Dr Raj Jena, an Oncologist at Addenbrooke’s and Co-Lead of InnerEye, said: “The results from InnerEye are a game-changer. Using machine learning tools can save time for busy clinicians and help get our patients into treatment as quickly as possible.”

Addenbrooke’s has been working with Microsoft to develop and pilot InnerEye over the past eight years. When the AI tool is in place, the hospital will be able to use its own data to improve accuracy. It is believed to be the first time an NHS trust has introduced a deep-learning solution trained on their own data.

Yvonne Rimmer, Consultant Clinical Oncologist at Addenbrooke’s, said: “There is no doubt that InnerEye is saving me time. It’s very good at understanding where the prostate gland is and healthy organs surrounding it, such as the bladder. It’s speeding up the process so I can concentrate on looking at a patient’s diagnostic images and tailoring treatment to them.
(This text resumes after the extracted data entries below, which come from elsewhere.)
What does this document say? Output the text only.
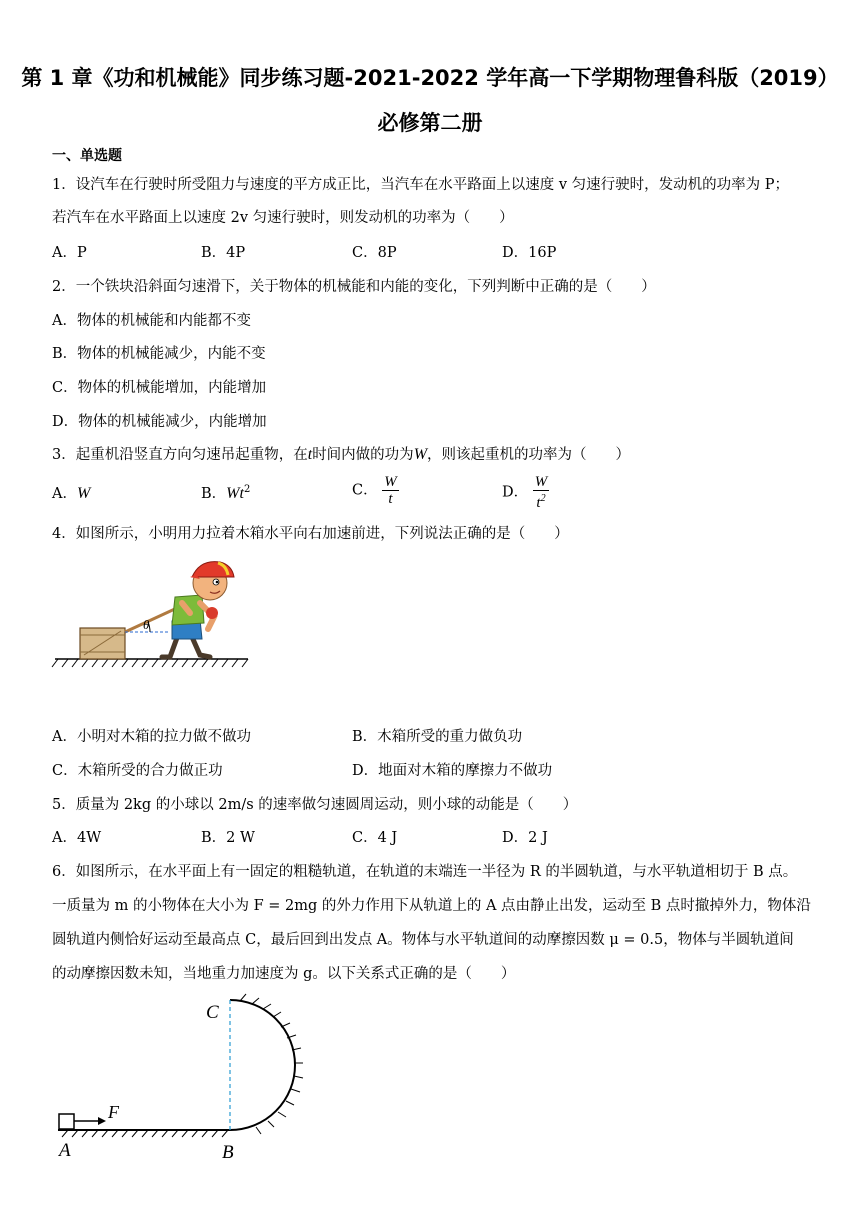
第 1 章《功和机械能》同步练习题-2021-2022 学年高一下学期物理鲁科版（2019）
必修第二册
一、单选题
1．设汽车在行驶时所受阻力与速度的平方成正比，当汽车在水平路面上以速度 v 匀速行驶时，发动机的功率为 P；
若汽车在水平路面上以速度 2v 匀速行驶时，则发动机的功率为（　　）
A．P	B．4P	C．8P	D．16P
2．一个铁块沿斜面匀速滑下，关于物体的机械能和内能的变化，下列判断中正确的是（　　）
A．物体的机械能和内能都不变
B．物体的机械能减少，内能不变
C．物体的机械能增加，内能增加
D．物体的机械能减少，内能增加
3．起重机沿竖直方向匀速吊起重物，在t时间内做的功为W，则该起重机的功率为（　　）
A．W	B．Wt$^2$	C． $\frac{W}{t}$	D． $\frac{W}{t^2}$
4．如图所示，小明用力拉着木箱水平向右加速前进，下列说法正确的是（　　）
θ
A．小明对木箱的拉力做不做功	B．木箱所受的重力做负功
C．木箱所受的合力做正功	D．地面对木箱的摩擦力不做功
5．质量为 2kg 的小球以 2m/s 的速率做匀速圆周运动，则小球的动能是（　　）
A．4W	B．2 W	C．4 J	D．2 J
6．如图所示，在水平面上有一固定的粗糙轨道，在轨道的末端连一半径为 R 的半圆轨道，与水平轨道相切于 B 点。
一质量为 m 的小物体在大小为 F = 2mg 的外力作用下从轨道上的 A 点由静止出发，运动至 B 点时撤掉外力，物体沿
圆轨道内侧恰好运动至最高点 C，最后回到出发点 A。物体与水平轨道间的动摩擦因数 μ = 0.5，物体与半圆轨道间
的动摩擦因数未知，当地重力加速度为 g。以下关系式正确的是（　　）
F
A	B
C
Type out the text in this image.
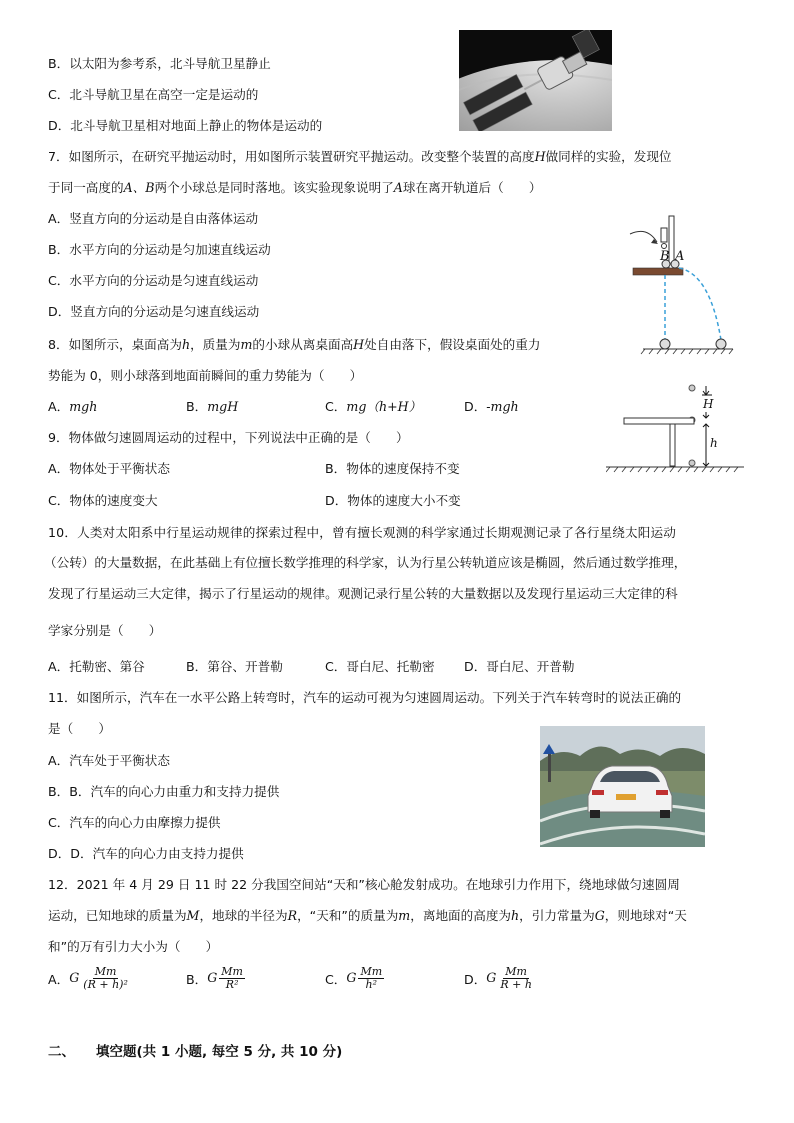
B．以太阳为参考系，北斗导航卫星静止
C．北斗导航卫星在高空一定是运动的
D．北斗导航卫星相对地面上静止的物体是运动的
7．如图所示，在研究平抛运动时，用如图所示装置研究平抛运动。改变整个装置的高度H做同样的实验，发现位
于同一高度的A、B两个小球总是同时落地。该实验现象说明了A球在离开轨道后（　　）
A．竖直方向的分运动是自由落体运动
B．水平方向的分运动是匀加速直线运动
C．水平方向的分运动是匀速直线运动
D．竖直方向的分运动是匀速直线运动
B A
8．如图所示，桌面高为h，质量为m的小球从离桌面高H处自由落下，假设桌面处的重力
势能为 0，则小球落到地面前瞬间的重力势能为（　　）
A．mgh	B．mgH	C．mg（h+H）	D．-mgh	H
h
9．物体做匀速圆周运动的过程中，下列说法中正确的是（　　）
A．物体处于平衡状态	B．物体的速度保持不变
C．物体的速度变大	D．物体的速度大小不变
10．人类对太阳系中行星运动规律的探索过程中，曾有擅长观测的科学家通过长期观测记录了各行星绕太阳运动
（公转）的大量数据，在此基础上有位擅长数学推理的科学家，认为行星公转轨道应该是椭圆，然后通过数学推理，
发现了行星运动三大定律，揭示了行星运动的规律。观测记录行星公转的大量数据以及发现行星运动三大定律的科
学家分别是（　　）
A．托勒密、第谷	B．第谷、开普勒	C．哥白尼、托勒密 D．哥白尼、开普勒
11．如图所示，汽车在一水平公路上转弯时，汽车的运动可视为匀速圆周运动。下列关于汽车转弯时的说法正确的
是（　　）
A．汽车处于平衡状态
B．B．汽车的向心力由重力和支持力提供
C．汽车的向心力由摩擦力提供
D．D．汽车的向心力由支持力提供
12．2021 年 4 月 29 日 11 时 22 分我国空间站“天和”核心舱发射成功。在地球引力作用下，绕地球做匀速圆周
运动，已知地球的质量为M，地球的半径为R，“天和”的质量为m，离地面的高度为h，引力常量为G，则地球对“天
和”的万有引力大小为（　　）
A．G $\frac{Mm}{\text{(R + h)²}}$	B．G $\frac{Mm}{\text{R²}}$	C．G $\frac{Mm}{\text{h²}}$	D．G $\frac{Mm}{R + h}$
二、 填空题(共 1 小题, 每空 5 分, 共 10 分)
“But it’s important for patients to know that the AI is helping me in my professional role; it’s not replacing me in the process. I doublecheck everything the AI does and can change it if I need to. The key thing is that most of the time, I don’t need to change anything.”

Endorsing the project, the UK’s Health and Social Care Secretary Matt Hancock said: “New innovations like this can make all the difference to patients. Helping people receive treatment faster is incredibly important and will not only improve recovery rates but will save clinicians precious time so they can focus on caring for patients.

“Embracing new technologies will help save lives and is vital for the sustainability of the NHS, and our NHS Long Term Plan will continue to deliver the best possible care for patients so that we can offer faster, more personalised and effective cancer treatment for all.”